Last night, I was part of something very special. The folks at ‘Ulalena hosted what ended up being the largest tweetup in Maui history in honor of Eat Local Hawaii week, co-hosted by Edible Hawaiian Islands and Aloha Mixed Plate. In exchange for bringing a locally sourced pupu (appetizer), we were treated to a free performance of a this amazing show.
‘Ulalena is a gorgeous and unique blending of people, nature, culture and mythology, set to music and dance in a multi-million dollar venue custom built for its presentation, featuring some of Hawaii’s most distinguished musicians and performers, combining live Hawaiian music with 8-channel surround sound. The state of the art, computerized stage was built in Montreal and then transported and assembled in Lahaina piece by piece. Whether you’re a local or a visitor to Maui, this is a must-see experience.
Knowing that photography of any kind is prohibited in this venue, I asked for permission ahead of time and was privileged to be given a special okay by virtue of my being there in a professional capacity to promote the show, as long as I didn’t use a flash and I promised to share the photos with the cast and crew.I’ve always wondered why people would bother with a flash in these settings.
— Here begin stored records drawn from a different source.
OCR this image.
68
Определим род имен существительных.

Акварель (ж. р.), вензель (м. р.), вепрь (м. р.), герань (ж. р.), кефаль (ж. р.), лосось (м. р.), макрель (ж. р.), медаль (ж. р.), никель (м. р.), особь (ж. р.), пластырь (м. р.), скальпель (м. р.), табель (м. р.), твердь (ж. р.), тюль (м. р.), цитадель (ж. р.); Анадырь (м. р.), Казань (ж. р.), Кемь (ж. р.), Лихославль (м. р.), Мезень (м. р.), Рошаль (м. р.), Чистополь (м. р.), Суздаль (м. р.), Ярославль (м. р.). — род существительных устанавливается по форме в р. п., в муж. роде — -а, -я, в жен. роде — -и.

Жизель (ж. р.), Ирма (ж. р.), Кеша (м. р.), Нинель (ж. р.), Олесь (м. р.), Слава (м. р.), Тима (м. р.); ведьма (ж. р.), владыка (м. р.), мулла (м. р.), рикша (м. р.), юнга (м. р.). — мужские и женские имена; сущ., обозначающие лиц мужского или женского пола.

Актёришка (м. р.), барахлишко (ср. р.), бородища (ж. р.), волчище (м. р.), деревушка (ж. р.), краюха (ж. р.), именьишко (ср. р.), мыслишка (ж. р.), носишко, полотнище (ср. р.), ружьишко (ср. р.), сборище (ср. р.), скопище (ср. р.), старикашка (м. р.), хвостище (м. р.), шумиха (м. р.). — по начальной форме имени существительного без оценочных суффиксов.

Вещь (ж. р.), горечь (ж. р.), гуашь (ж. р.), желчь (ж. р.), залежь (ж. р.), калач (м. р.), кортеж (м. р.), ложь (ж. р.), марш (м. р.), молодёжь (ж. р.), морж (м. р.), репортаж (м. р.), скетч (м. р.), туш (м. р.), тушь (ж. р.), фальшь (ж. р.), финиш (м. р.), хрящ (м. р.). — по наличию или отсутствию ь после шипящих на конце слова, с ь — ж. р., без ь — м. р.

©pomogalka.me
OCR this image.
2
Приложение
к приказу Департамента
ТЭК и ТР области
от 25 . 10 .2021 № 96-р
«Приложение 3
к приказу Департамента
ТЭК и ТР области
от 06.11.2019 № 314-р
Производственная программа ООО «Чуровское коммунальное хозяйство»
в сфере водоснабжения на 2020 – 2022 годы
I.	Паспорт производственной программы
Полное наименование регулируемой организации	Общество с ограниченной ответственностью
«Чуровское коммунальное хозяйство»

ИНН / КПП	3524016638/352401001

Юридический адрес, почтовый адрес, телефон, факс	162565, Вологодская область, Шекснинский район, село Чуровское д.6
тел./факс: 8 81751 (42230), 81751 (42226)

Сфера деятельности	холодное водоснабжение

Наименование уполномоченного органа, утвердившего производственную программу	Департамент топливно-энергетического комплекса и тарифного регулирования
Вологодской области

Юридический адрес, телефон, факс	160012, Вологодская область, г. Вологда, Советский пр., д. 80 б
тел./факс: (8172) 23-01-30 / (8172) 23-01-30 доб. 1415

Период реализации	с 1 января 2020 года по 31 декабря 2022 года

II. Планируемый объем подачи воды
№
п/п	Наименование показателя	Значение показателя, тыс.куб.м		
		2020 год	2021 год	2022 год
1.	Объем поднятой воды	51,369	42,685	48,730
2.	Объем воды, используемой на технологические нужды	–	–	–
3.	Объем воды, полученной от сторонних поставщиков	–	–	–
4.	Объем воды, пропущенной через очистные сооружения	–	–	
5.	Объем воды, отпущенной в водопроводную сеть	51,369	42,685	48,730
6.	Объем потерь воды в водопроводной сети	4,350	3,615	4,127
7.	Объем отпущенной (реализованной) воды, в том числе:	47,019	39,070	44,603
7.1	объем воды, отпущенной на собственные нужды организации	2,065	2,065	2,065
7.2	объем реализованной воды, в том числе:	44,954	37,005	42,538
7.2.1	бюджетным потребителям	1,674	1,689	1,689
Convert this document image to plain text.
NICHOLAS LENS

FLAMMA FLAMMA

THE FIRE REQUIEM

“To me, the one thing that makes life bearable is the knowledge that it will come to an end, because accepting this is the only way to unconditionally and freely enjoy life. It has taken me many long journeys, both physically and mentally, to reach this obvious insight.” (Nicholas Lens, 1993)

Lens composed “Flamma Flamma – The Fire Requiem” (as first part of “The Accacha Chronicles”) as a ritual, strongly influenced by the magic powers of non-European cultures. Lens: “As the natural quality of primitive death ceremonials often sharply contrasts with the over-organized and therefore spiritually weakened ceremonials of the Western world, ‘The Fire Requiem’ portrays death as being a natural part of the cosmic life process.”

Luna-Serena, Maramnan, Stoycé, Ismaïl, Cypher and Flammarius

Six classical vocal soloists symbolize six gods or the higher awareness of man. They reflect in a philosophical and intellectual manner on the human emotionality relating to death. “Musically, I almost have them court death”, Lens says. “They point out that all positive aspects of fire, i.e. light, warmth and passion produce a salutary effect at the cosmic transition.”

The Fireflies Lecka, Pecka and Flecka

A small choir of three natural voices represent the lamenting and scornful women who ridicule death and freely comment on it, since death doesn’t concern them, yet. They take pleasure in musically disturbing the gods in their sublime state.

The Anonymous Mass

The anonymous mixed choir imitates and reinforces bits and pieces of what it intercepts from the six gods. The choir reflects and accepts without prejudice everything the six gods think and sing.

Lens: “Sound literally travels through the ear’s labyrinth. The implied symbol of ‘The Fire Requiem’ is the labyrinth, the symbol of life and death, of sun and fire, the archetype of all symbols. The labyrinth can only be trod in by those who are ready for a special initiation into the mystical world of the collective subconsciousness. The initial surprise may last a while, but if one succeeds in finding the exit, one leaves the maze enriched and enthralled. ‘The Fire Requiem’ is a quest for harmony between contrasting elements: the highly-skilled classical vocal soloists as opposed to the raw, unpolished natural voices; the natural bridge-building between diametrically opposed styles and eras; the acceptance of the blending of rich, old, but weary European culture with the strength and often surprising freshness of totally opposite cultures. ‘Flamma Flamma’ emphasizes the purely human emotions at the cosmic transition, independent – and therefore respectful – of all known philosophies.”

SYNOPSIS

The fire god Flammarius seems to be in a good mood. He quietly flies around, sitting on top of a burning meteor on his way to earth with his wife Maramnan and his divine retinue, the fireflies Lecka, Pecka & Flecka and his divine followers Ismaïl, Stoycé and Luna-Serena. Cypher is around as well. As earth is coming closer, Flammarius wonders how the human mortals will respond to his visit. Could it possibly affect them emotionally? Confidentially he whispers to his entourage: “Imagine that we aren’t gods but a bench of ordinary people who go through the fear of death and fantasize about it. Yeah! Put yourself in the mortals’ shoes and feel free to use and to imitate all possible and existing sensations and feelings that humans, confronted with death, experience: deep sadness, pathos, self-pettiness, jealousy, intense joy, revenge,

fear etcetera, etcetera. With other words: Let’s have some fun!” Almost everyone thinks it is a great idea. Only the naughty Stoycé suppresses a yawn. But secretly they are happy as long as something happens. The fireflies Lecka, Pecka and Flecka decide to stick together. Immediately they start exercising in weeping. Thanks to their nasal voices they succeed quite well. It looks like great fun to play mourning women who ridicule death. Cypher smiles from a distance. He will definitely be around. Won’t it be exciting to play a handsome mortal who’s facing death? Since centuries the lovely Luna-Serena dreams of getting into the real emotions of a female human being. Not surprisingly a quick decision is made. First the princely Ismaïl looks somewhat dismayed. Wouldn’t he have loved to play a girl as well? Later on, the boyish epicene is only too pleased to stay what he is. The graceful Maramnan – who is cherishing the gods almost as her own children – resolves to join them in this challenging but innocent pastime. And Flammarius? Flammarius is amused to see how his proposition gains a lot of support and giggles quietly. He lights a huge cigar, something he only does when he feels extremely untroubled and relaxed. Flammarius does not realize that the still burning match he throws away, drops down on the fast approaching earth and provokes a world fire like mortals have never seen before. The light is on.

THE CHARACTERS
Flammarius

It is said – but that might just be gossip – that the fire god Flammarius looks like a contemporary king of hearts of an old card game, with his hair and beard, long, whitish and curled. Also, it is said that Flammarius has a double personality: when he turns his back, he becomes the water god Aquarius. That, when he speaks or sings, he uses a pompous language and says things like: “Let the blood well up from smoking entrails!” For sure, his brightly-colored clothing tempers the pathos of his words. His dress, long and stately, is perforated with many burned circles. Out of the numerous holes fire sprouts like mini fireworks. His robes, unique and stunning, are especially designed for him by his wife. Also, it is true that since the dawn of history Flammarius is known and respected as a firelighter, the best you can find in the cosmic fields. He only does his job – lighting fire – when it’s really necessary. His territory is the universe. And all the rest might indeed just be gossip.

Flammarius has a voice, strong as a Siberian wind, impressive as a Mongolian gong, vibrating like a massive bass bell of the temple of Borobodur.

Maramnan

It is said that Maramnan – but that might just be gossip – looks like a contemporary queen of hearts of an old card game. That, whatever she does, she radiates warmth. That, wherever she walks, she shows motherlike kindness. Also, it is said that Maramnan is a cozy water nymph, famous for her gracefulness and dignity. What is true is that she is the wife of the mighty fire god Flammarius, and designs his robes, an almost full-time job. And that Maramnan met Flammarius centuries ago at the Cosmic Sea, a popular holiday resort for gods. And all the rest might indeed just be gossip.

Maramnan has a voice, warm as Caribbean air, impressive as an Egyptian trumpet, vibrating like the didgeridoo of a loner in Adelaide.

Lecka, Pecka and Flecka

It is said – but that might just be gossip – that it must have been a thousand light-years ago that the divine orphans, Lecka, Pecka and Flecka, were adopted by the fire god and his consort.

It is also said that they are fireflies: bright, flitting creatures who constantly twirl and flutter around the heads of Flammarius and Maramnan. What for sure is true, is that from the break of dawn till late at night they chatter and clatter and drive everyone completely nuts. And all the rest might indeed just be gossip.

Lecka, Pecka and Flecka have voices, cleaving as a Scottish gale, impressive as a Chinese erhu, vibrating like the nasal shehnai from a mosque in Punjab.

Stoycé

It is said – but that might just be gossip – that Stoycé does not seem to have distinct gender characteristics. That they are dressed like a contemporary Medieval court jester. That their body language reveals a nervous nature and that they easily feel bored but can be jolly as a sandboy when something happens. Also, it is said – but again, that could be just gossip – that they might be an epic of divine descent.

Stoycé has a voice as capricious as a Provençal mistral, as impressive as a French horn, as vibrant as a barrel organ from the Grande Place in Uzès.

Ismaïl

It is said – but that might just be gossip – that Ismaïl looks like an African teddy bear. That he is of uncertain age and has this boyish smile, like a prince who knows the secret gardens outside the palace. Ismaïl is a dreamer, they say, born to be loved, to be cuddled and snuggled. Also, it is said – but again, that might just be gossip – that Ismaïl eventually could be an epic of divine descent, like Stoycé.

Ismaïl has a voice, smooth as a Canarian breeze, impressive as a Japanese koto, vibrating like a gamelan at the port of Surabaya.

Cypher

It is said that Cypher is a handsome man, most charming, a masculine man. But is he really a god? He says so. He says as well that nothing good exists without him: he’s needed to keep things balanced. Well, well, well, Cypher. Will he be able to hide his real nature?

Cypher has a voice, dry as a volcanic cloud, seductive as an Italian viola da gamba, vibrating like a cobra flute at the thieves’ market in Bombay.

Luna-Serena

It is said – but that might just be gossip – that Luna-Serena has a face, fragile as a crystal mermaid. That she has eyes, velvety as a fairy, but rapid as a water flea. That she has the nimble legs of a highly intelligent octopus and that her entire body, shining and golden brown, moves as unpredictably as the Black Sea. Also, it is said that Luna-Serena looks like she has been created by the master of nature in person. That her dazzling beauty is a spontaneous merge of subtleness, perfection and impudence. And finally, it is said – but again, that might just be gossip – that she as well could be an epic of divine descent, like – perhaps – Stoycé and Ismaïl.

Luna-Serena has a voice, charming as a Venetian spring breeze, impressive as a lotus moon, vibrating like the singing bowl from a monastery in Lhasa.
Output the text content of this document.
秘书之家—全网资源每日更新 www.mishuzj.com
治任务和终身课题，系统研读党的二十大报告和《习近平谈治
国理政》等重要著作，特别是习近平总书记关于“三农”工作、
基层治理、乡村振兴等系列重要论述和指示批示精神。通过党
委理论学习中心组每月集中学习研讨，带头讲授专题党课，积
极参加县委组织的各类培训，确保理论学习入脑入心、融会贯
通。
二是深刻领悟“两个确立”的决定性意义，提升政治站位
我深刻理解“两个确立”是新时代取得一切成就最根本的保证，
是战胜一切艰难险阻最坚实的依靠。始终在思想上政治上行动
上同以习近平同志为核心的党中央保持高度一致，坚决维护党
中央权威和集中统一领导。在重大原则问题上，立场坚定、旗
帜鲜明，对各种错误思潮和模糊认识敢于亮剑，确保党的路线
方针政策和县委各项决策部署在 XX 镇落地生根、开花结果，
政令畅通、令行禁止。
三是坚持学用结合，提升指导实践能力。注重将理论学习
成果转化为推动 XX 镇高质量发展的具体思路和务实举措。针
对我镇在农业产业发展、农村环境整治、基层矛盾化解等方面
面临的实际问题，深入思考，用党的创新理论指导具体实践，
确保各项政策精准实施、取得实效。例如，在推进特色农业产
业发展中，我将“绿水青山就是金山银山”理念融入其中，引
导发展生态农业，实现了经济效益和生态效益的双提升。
Besides the issue of safety for the performers, the truth is, there’s no reason to use a flash in an environment like this, and it would be ineffective anyway.
A flash unit (or speedlight) has an effective range of about 6-8 feet, so unless you’re right at the edge of the stage, it’s useless. And even if you are, it probably won’t illuminate the performers positioned upstage. Also, a lot of thought and planning went into the lighting for a show like this, so you’d not only be altering the spirit of the show with lighting of your own, you’d be missing out on an opportunity to harness the gorgeous scenes the show’s producers went to such lengths to provide for your enjoyment.
Here are a few tips for shooting a theater production from your seat:
Ask for permission ahead of time. For reasons ranging from the safety of the performers to copyright of the material, photography is usually prohibited in professional theater productions. Be respectful and ask for permission ahead of time, and make sure all the ushers know you have permission. Enough said.Use fast lenses. You need to be able to shoot with a wide aperture to capture as much light as possible. For this shoot, I used an 18-50mm f/2.8 and an 85mm f/1.8. Practice changing lenses in the dark. You’ll thank yourself for putting in the effort, and everybody around you, especially the performers, will thank you for not making noise by dropping lens caps and such.
Use a high ISO setting. In order to achieve an acceptable shutter speed and gain some decent depth of field with your aperture, you’ll need to increase your ISO. I set mine to 1600 for this shoot. The unavoidable trade-off is higher noise, but the recent generation of DSLR’s do much better in that department, and the latest iterations of post-processing software, such as Adobe Lightroom, can do some amazing things too.Be mindful of your depth of field. Focus is critical in a situation like this. You’ll be shooting fairly open most of the time. Chances are, unless the lighting is bright, you won’t be able stop down the aperture enough to get everything in focus, so choose your subjects thoughtfully. I’m usually in manual mode in these situations, so I have full control at all times.
Dont shoot during quiet moments if at all possible. No matter how quiet your shutter is, it’s not silent. Try to time your clicks with something else that’s happening, such as drum beats or other loud stage noises. Above all, don’t be disruptive.